Loraine called 911 from her phone, running into the house to get away from the screams and commotion so she could hear.
“We need a wet rag,” someone in the house was saying. He was digging through materials at a sewing table.
“I’m calling the paramedics,” Loraine told him.
“Here!” said the man, picking up a pair of scissors. “We can strip some of these materials and—” he stumbled and fell forward, the scissors plunging deep into his right eye socket.
Loraine screamed.
Then someone in the kitchen screamed.
Loraine dropped her phone and turned. Megan was face down on the floor. A crazed man was sticking knives in her back and others were trying to pull him off.
Loraine couldn’t breathe. She had the peculiar realization that she couldn’t remember how she knew Megan, where they’d met, why she was at this party.
“Something’s wrong!” said Mason, grabbing her hand. “We’ve got to get out of here.”
“Wait…” she whispered, but he was already dragging her.
The drunk haze that hung over last night lifted. She could see it in pieces now. The date. The bar. The motorcycle.
“Get on!” said Mason in the front yard, kickstarting his Harley.
Loraine tried to protest.
“Come on!” He shoved her onto the seat behind him.
She was shaking, freezing, paralyzed. Not just from the cold. From the fear. From the deja vu.
“Hold on!” said Mason, twisting the throttle.
They’d barely been riding thirty seconds when when she saw it approaching. The stop sign. The headlights. The truck.
“Stop…” she choked out in a whimper, then louder, “Stop!!”
Mason hit the front brakes hard. They both went over the handlebars—him toward the truck, and her toward the stop sign.
#
Lucy crossed her arms hard. It was freezing, and in a few minutes the sun would go down and it would be even colder. She should’ve gotten a ride. It was never this cold on Halloween. Then again, it always seemed cold on Bloodlust Boulevard.
Her shark bite makeup was freezing to her and the bikini offered no warmth. What the hell was she thinking coming out here half-naked?
She checked the address on her phone, then looked at the houses nearby. Hay bails with body parts in them. Human heads on fence posts. Great decorations. No goddamn street numbers.

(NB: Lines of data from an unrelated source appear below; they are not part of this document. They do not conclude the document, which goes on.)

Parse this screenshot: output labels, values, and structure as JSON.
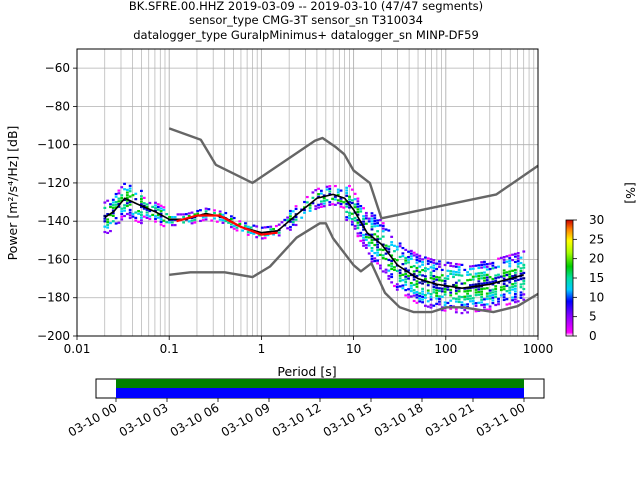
{
  "title_lines": [
    "BK.SFRE.00.HHZ   2019-03-09 -- 2019-03-10  (47/47 segments)",
    "sensor_type CMG-3T sensor_sn T310034",
    "datalogger_type GuralpMinimus+ datalogger_sn MINP-DF59"
  ],
  "chart_data": {
    "type": "line",
    "xlabel": "Period [s]",
    "ylabel": "Power [m²/s⁴/Hz] [dB]",
    "x_scale": "log",
    "xlim": [
      0.01,
      1000
    ],
    "ylim": [
      -200,
      -50
    ],
    "x_ticks": [
      0.01,
      0.1,
      1,
      10,
      100,
      1000
    ],
    "x_tick_labels": [
      "0.01",
      "0.1",
      "1",
      "10",
      "100",
      "1000"
    ],
    "y_ticks": [
      -200,
      -180,
      -160,
      -140,
      -120,
      -100,
      -80,
      -60
    ],
    "y_tick_labels": [
      "−200",
      "−180",
      "−160",
      "−140",
      "−120",
      "−100",
      "−80",
      "−60"
    ],
    "grid": true,
    "series": [
      {
        "role": "noise-model-high",
        "color": "#666666",
        "x": [
          0.1,
          0.22,
          0.32,
          0.8,
          3.8,
          4.6,
          6.3,
          7.9,
          10,
          15,
          20,
          354,
          1000
        ],
        "y": [
          -91.5,
          -97.4,
          -110.5,
          -120,
          -98,
          -96.5,
          -101,
          -105,
          -113.5,
          -120,
          -138.5,
          -126,
          -111
        ]
      },
      {
        "role": "noise-model-low",
        "color": "#666666",
        "x": [
          0.1,
          0.17,
          0.4,
          0.8,
          1.24,
          2.4,
          4.3,
          5.0,
          6.0,
          10,
          12,
          15.6,
          21.9,
          31.6,
          45,
          70,
          101,
          154,
          328,
          600,
          1000
        ],
        "y": [
          -168,
          -166.7,
          -166.7,
          -169.2,
          -163.7,
          -148.6,
          -141.1,
          -141.1,
          -149,
          -163,
          -166.2,
          -162,
          -177.5,
          -185,
          -187.5,
          -187.5,
          -185,
          -185,
          -187.5,
          -184.4,
          -178
        ]
      },
      {
        "role": "mean",
        "color": "#000000",
        "x": [
          0.02,
          0.025,
          0.033,
          0.045,
          0.07,
          0.1,
          0.15,
          0.25,
          0.4,
          0.6,
          1,
          1.5,
          2.5,
          4,
          6,
          8,
          10,
          14,
          20,
          30,
          50,
          80,
          150,
          300,
          500,
          700
        ],
        "y": [
          -138,
          -135,
          -128,
          -131,
          -135,
          -139,
          -139,
          -136,
          -138,
          -143,
          -146,
          -145,
          -136,
          -128,
          -126,
          -128,
          -134,
          -146,
          -152,
          -163,
          -170,
          -173,
          -175,
          -173,
          -170,
          -168
        ]
      },
      {
        "role": "mode",
        "color": "#ff0000",
        "x": [
          0.12,
          0.2,
          0.35,
          0.6,
          1,
          1.5
        ],
        "y": [
          -140,
          -137,
          -137,
          -143,
          -147,
          -146
        ]
      }
    ],
    "colorbar": {
      "label": "[%]",
      "min": 0,
      "max": 30,
      "ticks": [
        0,
        5,
        10,
        15,
        20,
        25,
        30
      ]
    }
  },
  "timeline": {
    "tick_labels": [
      "03-10 00",
      "03-10 03",
      "03-10 06",
      "03-10 09",
      "03-10 12",
      "03-10 15",
      "03-10 18",
      "03-10 21",
      "03-11 00"
    ],
    "colors": [
      "#008000",
      "#0000ff"
    ]
  }
}
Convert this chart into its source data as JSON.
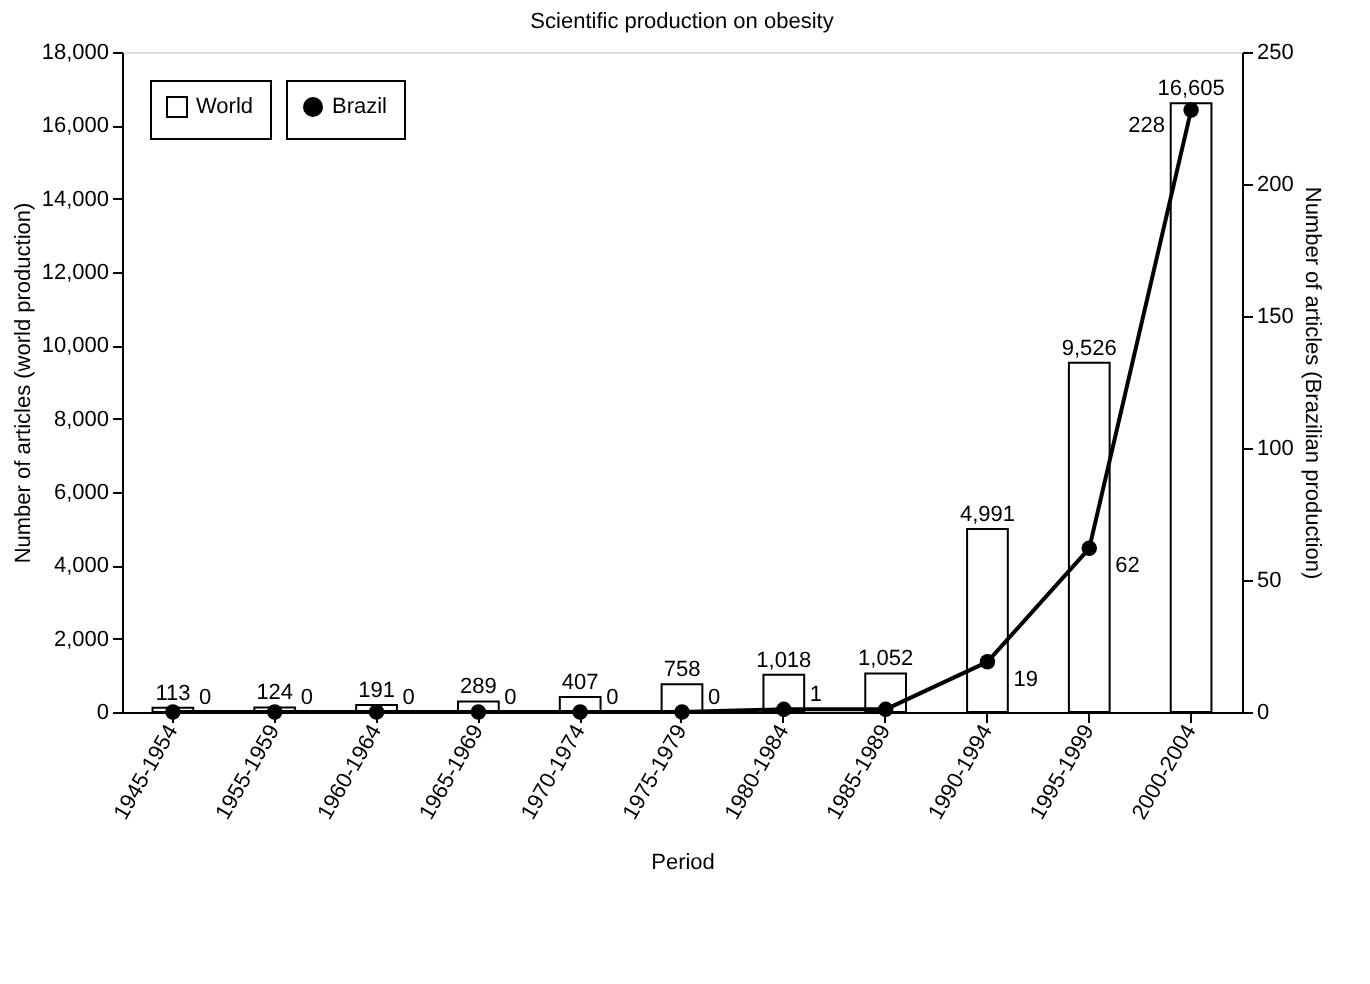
{
  "chart_data": {
    "type": "bar",
    "title": "Scientific production on obesity",
    "xlabel": "Period",
    "ylabel": "Number of articles (world production)",
    "y2label": "Number of articles (Brazilian production)",
    "categories": [
      "1945-1954",
      "1955-1959",
      "1960-1964",
      "1965-1969",
      "1970-1974",
      "1975-1979",
      "1980-1984",
      "1985-1989",
      "1990-1994",
      "1995-1999",
      "2000-2004"
    ],
    "series": [
      {
        "name": "World",
        "type": "bar",
        "color": "#ffffff",
        "values": [
          113,
          124,
          191,
          289,
          407,
          758,
          1018,
          1052,
          4991,
          9526,
          16605
        ],
        "value_labels": [
          "113",
          "124",
          "191",
          "289",
          "407",
          "758",
          "1,018",
          "1,052",
          "4,991",
          "9,526",
          "16,605"
        ]
      },
      {
        "name": "Brazil",
        "type": "line",
        "axis": "y2",
        "color": "#000000",
        "marker": "circle",
        "values": [
          0,
          0,
          0,
          0,
          0,
          0,
          1,
          1,
          19,
          62,
          228
        ],
        "value_labels": [
          "0",
          "0",
          "0",
          "0",
          "0",
          "0",
          "1",
          null,
          "19",
          "62",
          "228"
        ]
      }
    ],
    "ylim": [
      0,
      18000
    ],
    "yticks": [
      {
        "value": 0,
        "label": "0"
      },
      {
        "value": 2000,
        "label": "2,000"
      },
      {
        "value": 4000,
        "label": "4,000"
      },
      {
        "value": 6000,
        "label": "6,000"
      },
      {
        "value": 8000,
        "label": "8,000"
      },
      {
        "value": 10000,
        "label": "10,000"
      },
      {
        "value": 12000,
        "label": "12,000"
      },
      {
        "value": 14000,
        "label": "14,000"
      },
      {
        "value": 16000,
        "label": "16,000"
      },
      {
        "value": 18000,
        "label": "18,000"
      }
    ],
    "y2lim": [
      0,
      250
    ],
    "y2ticks": [
      0,
      50,
      100,
      150,
      200,
      250
    ],
    "grid": false,
    "legend": "top left"
  }
}
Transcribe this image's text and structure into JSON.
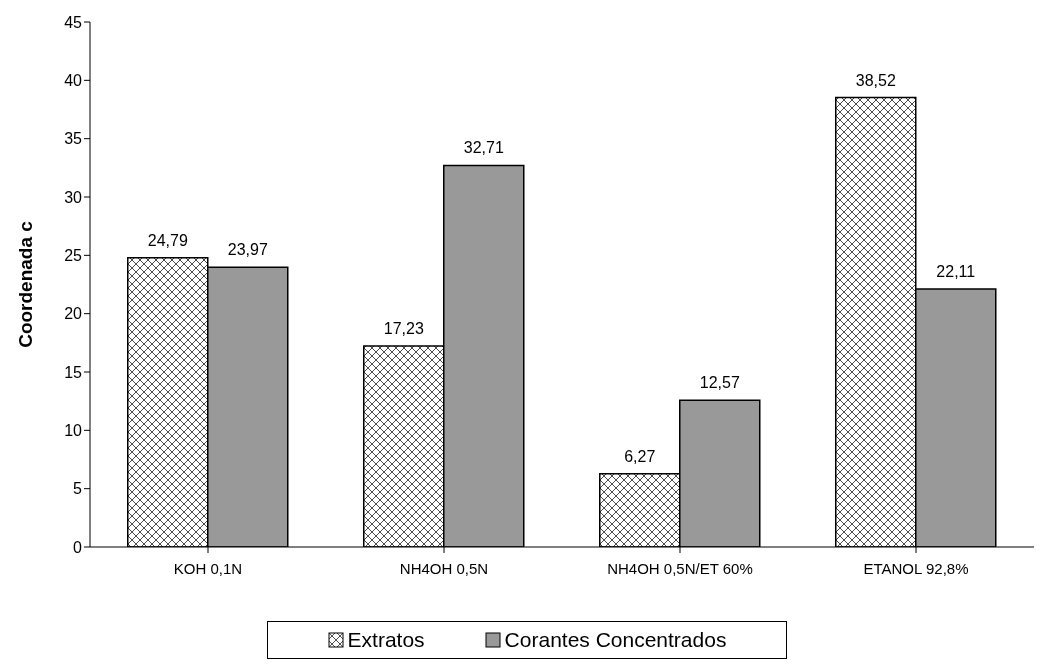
{
  "chart_data": {
    "type": "bar",
    "ylabel": "Coordenada c",
    "categories": [
      "KOH 0,1N",
      "NH4OH 0,5N",
      "NH4OH 0,5N/ET 60%",
      "ETANOL 92,8%"
    ],
    "series": [
      {
        "name": "Extratos",
        "color": "#000000",
        "values": [
          24.79,
          17.23,
          6.27,
          38.52
        ],
        "value_labels": [
          "24,79",
          "17,23",
          "6,27",
          "38,52"
        ]
      },
      {
        "name": "Corantes Concentrados",
        "color": "#999999",
        "values": [
          23.97,
          32.71,
          12.57,
          22.11
        ],
        "value_labels": [
          "23,97",
          "32,71",
          "12,57",
          "22,11"
        ]
      }
    ],
    "ylim": [
      0,
      45
    ],
    "yticks": [
      0,
      5,
      10,
      15,
      20,
      25,
      30,
      35,
      40,
      45
    ],
    "grid": false,
    "legend": "bottom"
  }
}
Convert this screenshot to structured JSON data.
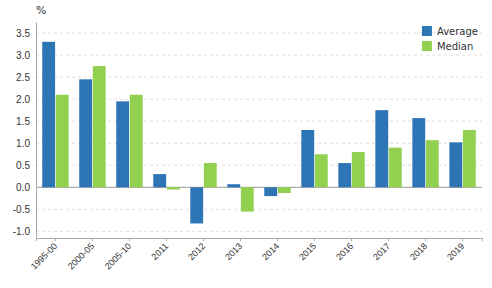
{
  "chart_data": {
    "type": "bar",
    "categories": [
      "1995-00",
      "2000-05",
      "2005-10",
      "2011",
      "2012",
      "2013",
      "2014",
      "2015",
      "2016",
      "2017",
      "2018",
      "2019"
    ],
    "series": [
      {
        "name": "Average",
        "color": "#2E75B6",
        "values": [
          3.3,
          2.45,
          1.95,
          0.3,
          -0.82,
          0.07,
          -0.2,
          1.3,
          0.55,
          1.75,
          1.57,
          1.02
        ]
      },
      {
        "name": "Median",
        "color": "#92D050",
        "values": [
          2.1,
          2.75,
          2.1,
          -0.05,
          0.55,
          -0.55,
          -0.13,
          0.75,
          0.8,
          0.9,
          1.07,
          1.3
        ]
      }
    ],
    "ylabel": "%",
    "ylim": [
      -1.15,
      3.75
    ],
    "yticks": [
      {
        "value": -1.0,
        "label": "-1.0"
      },
      -0.5,
      {
        "value": 0.0,
        "label": "0.0"
      },
      0.5,
      {
        "value": 1.0,
        "label": "1.0"
      },
      1.5,
      {
        "value": 2.0,
        "label": "2.0"
      },
      2.5,
      {
        "value": 3.0,
        "label": "3.0"
      },
      3.5
    ],
    "grid": true,
    "legend": "upper right"
  }
}
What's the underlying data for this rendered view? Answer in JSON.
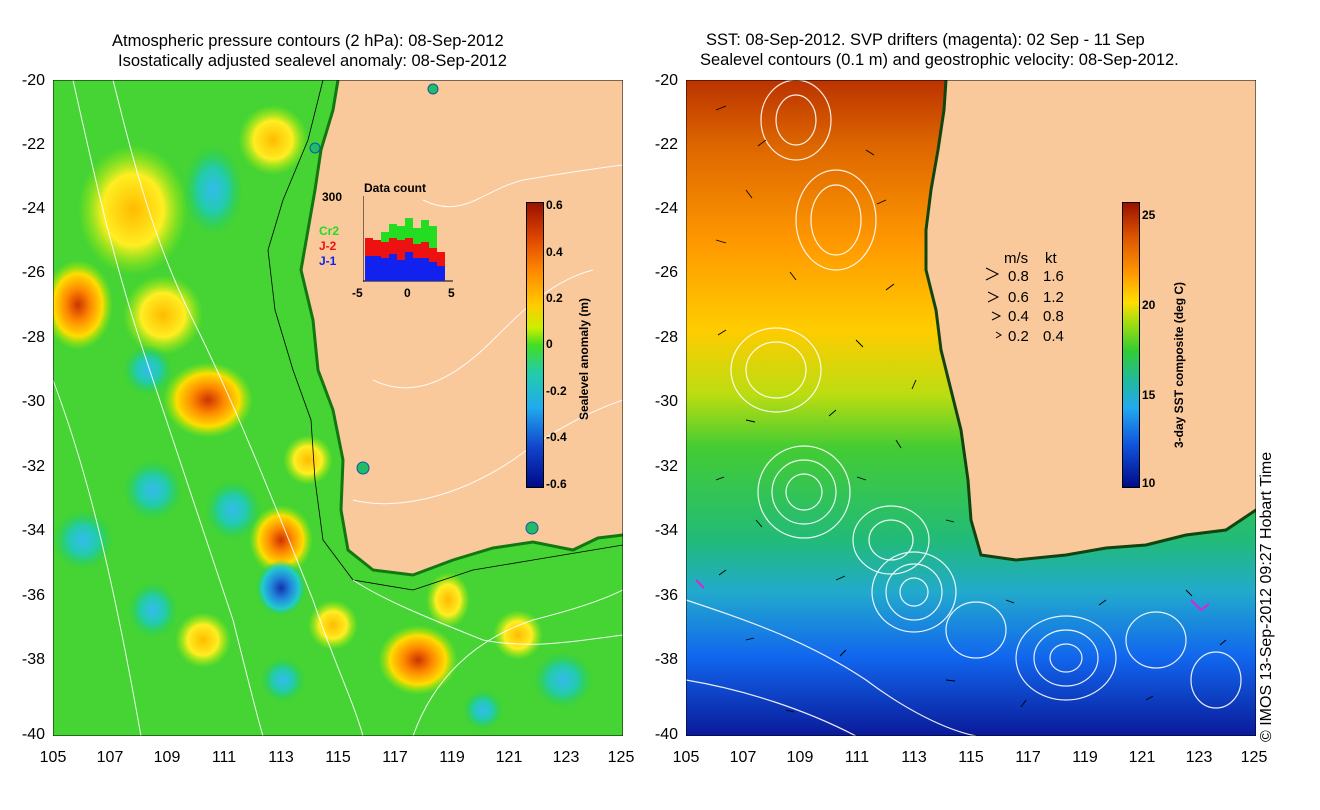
{
  "left_panel": {
    "title_line1": "Atmospheric pressure contours (2 hPa): 08-Sep-2012",
    "title_line2": "Isostatically adjusted sealevel anomaly: 08-Sep-2012",
    "y_ticks": [
      "-20",
      "-22",
      "-24",
      "-26",
      "-28",
      "-30",
      "-32",
      "-34",
      "-36",
      "-38",
      "-40"
    ],
    "x_ticks": [
      "105",
      "107",
      "109",
      "111",
      "113",
      "115",
      "117",
      "119",
      "121",
      "123",
      "125"
    ],
    "colorbar": {
      "label": "Sealevel anomaly (m)",
      "ticks": [
        "0.6",
        "0.4",
        "0.2",
        "0",
        "-0.2",
        "-0.4",
        "-0.6"
      ]
    },
    "histogram": {
      "title": "Data count",
      "y_max_label": "300",
      "x_labels": [
        "-5",
        "0",
        "5"
      ],
      "series_labels": [
        "Cr2",
        "J-2",
        "J-1"
      ],
      "series_colors": [
        "#22dd22",
        "#ee1111",
        "#1122ee"
      ]
    }
  },
  "right_panel": {
    "title_line1": "SST: 08-Sep-2012. SVP drifters (magenta): 02 Sep - 11 Sep",
    "title_line2": "Sealevel contours (0.1 m) and geostrophic velocity: 08-Sep-2012.",
    "y_ticks": [
      "-20",
      "-22",
      "-24",
      "-26",
      "-28",
      "-30",
      "-32",
      "-34",
      "-36",
      "-38",
      "-40"
    ],
    "x_ticks": [
      "105",
      "107",
      "109",
      "111",
      "113",
      "115",
      "117",
      "119",
      "121",
      "123",
      "125"
    ],
    "colorbar": {
      "label": "3-day SST composite (deg C)",
      "ticks": [
        "25",
        "20",
        "15",
        "10"
      ]
    },
    "velocity_legend": {
      "header_ms": "m/s",
      "header_kt": "kt",
      "rows": [
        {
          "ms": "0.8",
          "kt": "1.6"
        },
        {
          "ms": "0.6",
          "kt": "1.2"
        },
        {
          "ms": "0.4",
          "kt": "0.8"
        },
        {
          "ms": "0.2",
          "kt": "0.4"
        }
      ]
    }
  },
  "credit": "© IMOS 13-Sep-2012 09:27 Hobart Time",
  "colors": {
    "land": "#f9c89b",
    "sla_green": "#22cc33",
    "sst_orange": "#ff9900"
  }
}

She whimpered. She had to find this place, to get in, get a drink, and warm up.
“You looking for Megan’s party?” a voice called from up the street.
Lucy turned in relief to where a woman about her age was standing in a leather jacket with a stop sign lodged between her shoulder and neck. It was gruesome, violent, very real. As she ran up the driveway to meet her, Lucy was thankful she’d worked so hard on her shark bite.